Trivelle senza quorum, affluenza al 31%

Renzi: "La demogogia non paga". Serracchiani: "Siamo in sintonia col Paese". Basilicata l’unica regione oltre il 50%, maglia nera Trentino Alto Adige. Tweet di Carbone riapre lo scontro nei dem

ROMA. Affondato. Il referendum sulle trivelle non raggiunge il quorum necessario per la sua validità. La percentuale di affluenza registrata alle 23 lascia pochi dubbi: al voto si è recato il 31% degli aventi diritto, l’85,8% dei quali si è espresso per il sì. Dunque molto al di sotto del 50% più uno, che equivale al quorum necessario per rendere validi i referendum abrogativi. È una sconfitta per il variegato fronte del “sì”, che va da Sinistra italiana alle associazioni ambientaliste fino a CasaPound, ed è una vittoria per il fronte del “no” e per Matteo Renzi, che ha visto premiata la scelta dell’astensione. "La demagogia non paga" ha detto tra l'altro il premier. Per la governatrice del Fvg, Debora Serracchiani, nonchè numero 2 del Pd "siamo in sintonia con il Paese".

Nel Pd, comunque, la battaglia va oltre il quorum. Anche se non è stato raggiunto, il risultato verrà comunque messo sulla bilancia. Il voto di ieri si è infatti trasformato in un braccio di ferro tra renzismo e anti-renzismo. E il dato che esce dalle urne serve a capire quanto pesa l’opposizione a Renzi, in vista delle amministrative di giugno e soprattutto del referendum costituzionale di ottobre.

Alle 19 l’affluenza più alta si registrava in Basilicata, 33,26%, la Regione dove è esploso lo scandalo che ha portato alle dimissioni Federica Gudi. Ed è proprio la Basilicata l’unica regione italiana dove alla chiusura delle urne il fatidico 50% è stato superato, seppure d’un soffio: 50,32% l’affluenza definitiva, con la provincia di Matera al 52,69% e quella di Potenza al 49,08%. Percentuale alta anche in Puglia oltre il 41%, e in Veneto con il 37,88%. Fanalino di coda il Trentino Alto Adige con il 25% , poco oltre il 26% Campania e Calabria.
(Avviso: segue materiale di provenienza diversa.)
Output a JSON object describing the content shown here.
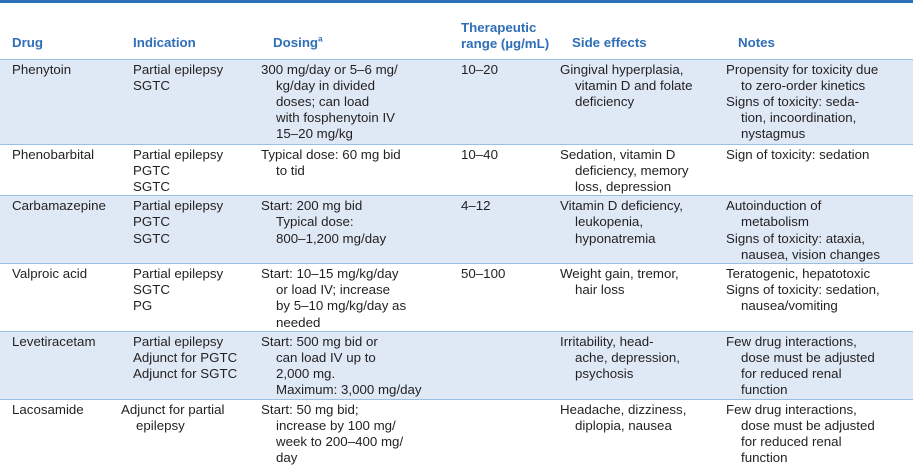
{
  "table": {
    "headers": {
      "drug": "Drug",
      "indication": "Indication",
      "dosing": "Dosing",
      "dosing_sup": "a",
      "therapeutic": "Therapeutic\nrange (µg/mL)",
      "side_effects": "Side effects",
      "notes": "Notes"
    },
    "rows": [
      {
        "drug": "Phenytoin",
        "indication": "Partial epilepsy\nSGTC",
        "dosing": "300 mg/day or 5–6 mg/\nkg/day in divided\ndoses; can load\nwith fosphenytoin IV\n15–20 mg/kg",
        "range": "10–20",
        "side_effects": "Gingival hyperplasia,\nvitamin D and folate\ndeficiency",
        "notes": [
          "Propensity for toxicity due\nto zero-order kinetics",
          "Signs of toxicity: seda-\ntion, incoordination,\nnystagmus"
        ]
      },
      {
        "drug": "Phenobarbital",
        "indication": "Partial epilepsy\nPGTC\nSGTC",
        "dosing": "Typical dose: 60 mg bid\nto tid",
        "range": "10–40",
        "side_effects": "Sedation, vitamin D\ndeficiency, memory\nloss, depression",
        "notes": [
          "Sign of toxicity: sedation"
        ]
      },
      {
        "drug": "Carbamazepine",
        "indication": "Partial epilepsy\nPGTC\nSGTC",
        "dosing": "Start: 200 mg bid\nTypical dose:\n800–1,200 mg/day",
        "range": "4–12",
        "side_effects": "Vitamin D deficiency,\nleukopenia,\nhyponatremia",
        "notes": [
          "Autoinduction of\nmetabolism",
          "Signs of toxicity: ataxia,\nnausea, vision changes"
        ]
      },
      {
        "drug": "Valproic acid",
        "indication": "Partial epilepsy\nSGTC\nPG",
        "dosing": "Start: 10–15 mg/kg/day\nor load IV; increase\nby 5–10 mg/kg/day as\nneeded",
        "range": "50–100",
        "side_effects": "Weight gain, tremor,\nhair loss",
        "notes": [
          "Teratogenic, hepatotoxic",
          "Signs of toxicity: sedation,\nnausea/vomiting"
        ]
      },
      {
        "drug": "Levetiracetam",
        "indication": "Partial epilepsy\nAdjunct for PGTC\nAdjunct for SGTC",
        "dosing": "Start: 500 mg bid or\ncan load IV up to\n2,000 mg.\nMaximum: 3,000 mg/day",
        "range": "",
        "side_effects": "Irritability, head-\nache, depression,\npsychosis",
        "notes": [
          "Few drug interactions,\ndose must be adjusted\nfor reduced renal\nfunction"
        ]
      },
      {
        "drug": "Lacosamide",
        "indication": "Adjunct for partial\nepilepsy",
        "dosing": "Start: 50 mg bid;\nincrease by 100 mg/\nweek to 200–400 mg/\nday",
        "range": "",
        "side_effects": "Headache, dizziness,\ndiplopia, nausea",
        "notes": [
          "Few drug interactions,\ndose must be adjusted\nfor reduced renal\nfunction"
        ]
      }
    ]
  },
  "colors": {
    "header_text": "#2f6fb7",
    "rule": "#2f6fb7",
    "stripe": "#dfe9f6",
    "row_divider": "#9bbfe3",
    "body_text": "#231f20"
  }
}
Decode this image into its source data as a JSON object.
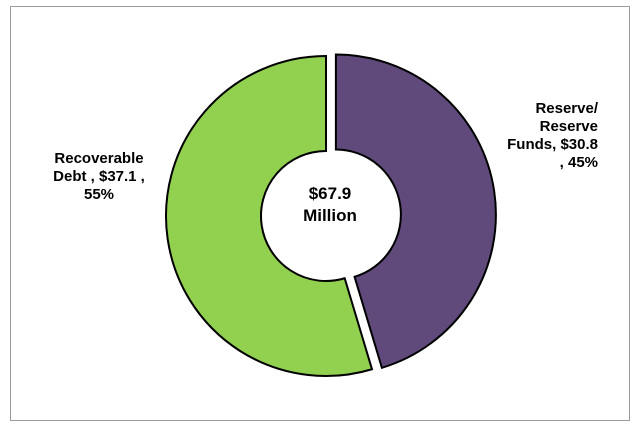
{
  "chart_data": {
    "type": "pie",
    "donut": true,
    "title": "",
    "center_label": {
      "line1": "$67.9",
      "line2": "Million"
    },
    "legend": "none",
    "series": [
      {
        "label": "Reserve/ Reserve Funds",
        "value": 30.8,
        "percent": 45,
        "color": "#604a7b",
        "exploded": true,
        "data_label": "Reserve/\nReserve\nFunds,  $30.8\n, 45%"
      },
      {
        "label": "Recoverable Debt",
        "value": 37.1,
        "percent": 55,
        "color": "#92d050",
        "exploded": false,
        "data_label": "Recoverable\nDebt ,  $37.1 ,\n55%"
      }
    ]
  }
}
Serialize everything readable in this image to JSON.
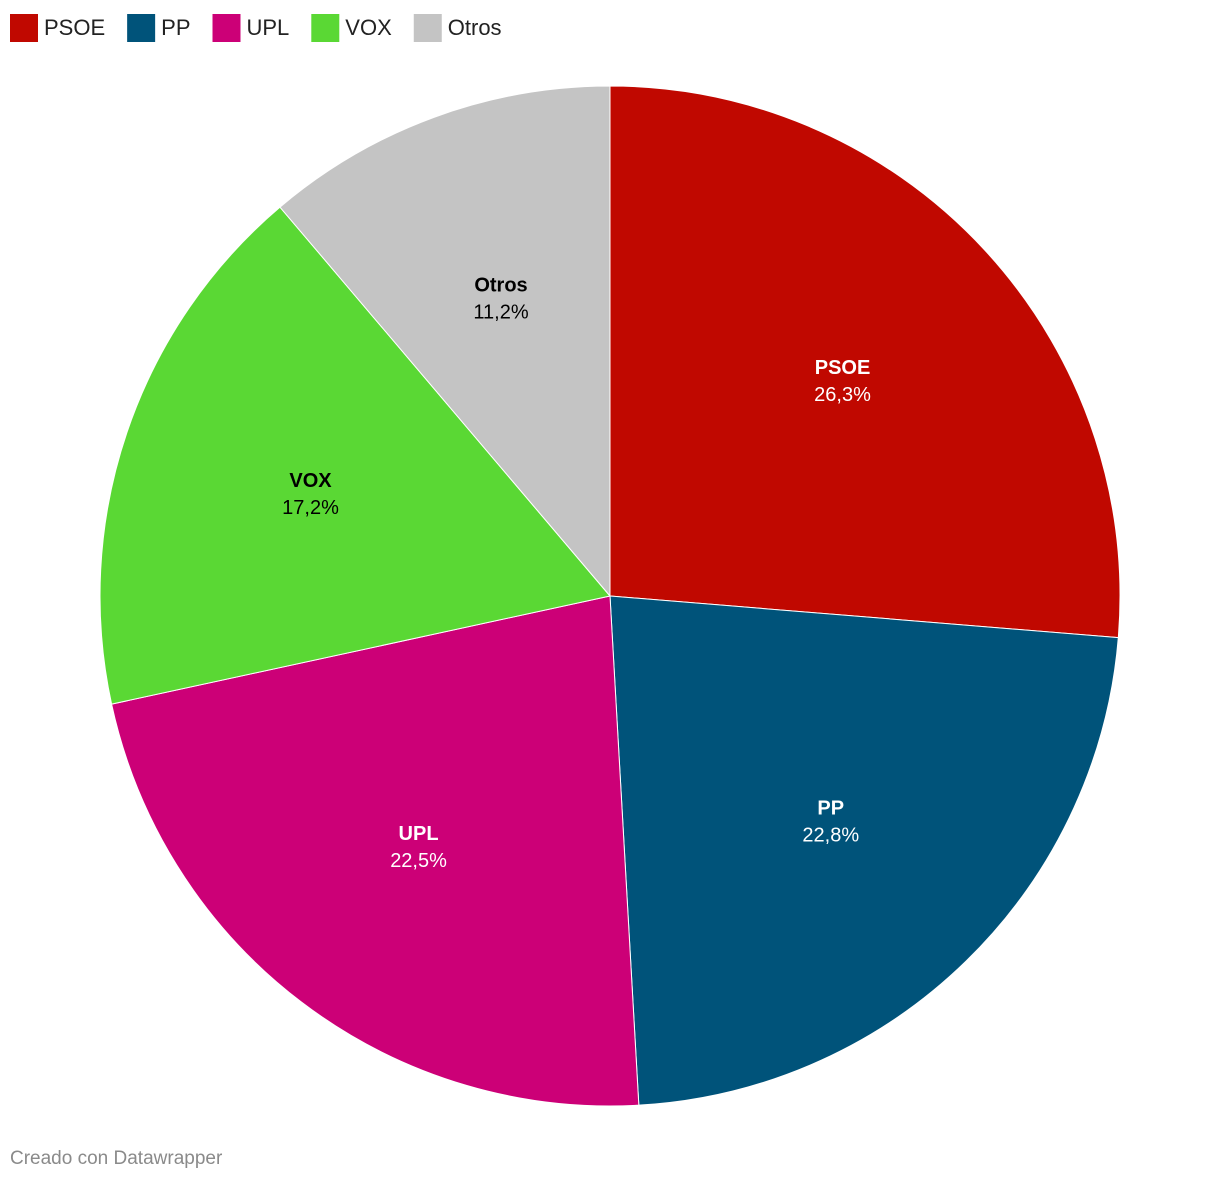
{
  "chart_data": {
    "type": "pie",
    "categories": [
      "PSOE",
      "PP",
      "UPL",
      "VOX",
      "Otros"
    ],
    "values": [
      26.3,
      22.8,
      22.5,
      17.2,
      11.2
    ],
    "value_labels": [
      "26,3%",
      "22,8%",
      "22,5%",
      "17,2%",
      "11,2%"
    ],
    "colors": [
      "#c00800",
      "#00537a",
      "#cc0077",
      "#5ad834",
      "#c4c4c4"
    ],
    "legend": "top-left"
  },
  "footer": "Creado con Datawrapper"
}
Le polemiche politiche non sono mancate durante la giornata del voto. Ad aprire le danze è l’esponente grillino e vicepresidente della Camera, Luigi Di Maio, che rende pubblica l’avvenuta votazione con un tweet ironico indirizzato al premier: «Avete notizie del presidente del Consiglio?». Della stessa natura polemica verso Renzi il tweet di Renato Brunetta (Fi): «Ho votato “no” a referendum su trivelle». Più pacato il commento al voto del presidente del Senato, Pietro Grasso: «Rispetto ogni posizione ma sono affezionato all’idea di esprimere un voto quando, da cittadini, siamo chiamati a farlo».

Dopo i primi dati sulla partecipazione degli elettori a metà mattina, i sostenitori del “sì” avevano detto di essere fiduciosi e il presidente Pd della Puglia, Michele Emiliano si era detto ottimista. Poi, alle 19, il governatore pugliese definisce un «successo» il 23,48% e spiega che il governo «dovrà tenerne conto». Il comitato no triv fa notare che sono andate al voto 12 milioni di persone e anche Beppe Grillo incrocia le dita: «Coraggio! Non molliamo!».

Cosa succederà adesso? I problemi, al di là del risultato, riguarderanno i contraccolpi nel Pd. La linea scelta è stata quella dell’astensione ma con numerosi parlamentari e presidenti di Regione che di sono schierati contro. E presto si arriverà alla resa dei conti. Un assaggio si è avuto già ieri. I dirigenti dem hanno cominciato a litigare su Twitter. Il deputato renziano Ernesto Carbone ha canzonato i sostenitori del referendum scrivendo: «Quorum? Ciaone». La frase ha provocato un mare di polemiche. «Trovo imbarazzante che in queste ore dirigenti di spicco del Pd stiano irridendo a colpi di tweet quei cittadiniche hanno scelto di votare al referendum e dunque di partecipare in modo attivo alla vita democratica del Paese», ha protestato il senatore della minoranza Pd Miguel Gotor. A far discutere anche la gaffe del presidente della Regione Campania Vincenzo De Luca: «Sul referendum di oggi sapete come la penso: per me è una palla».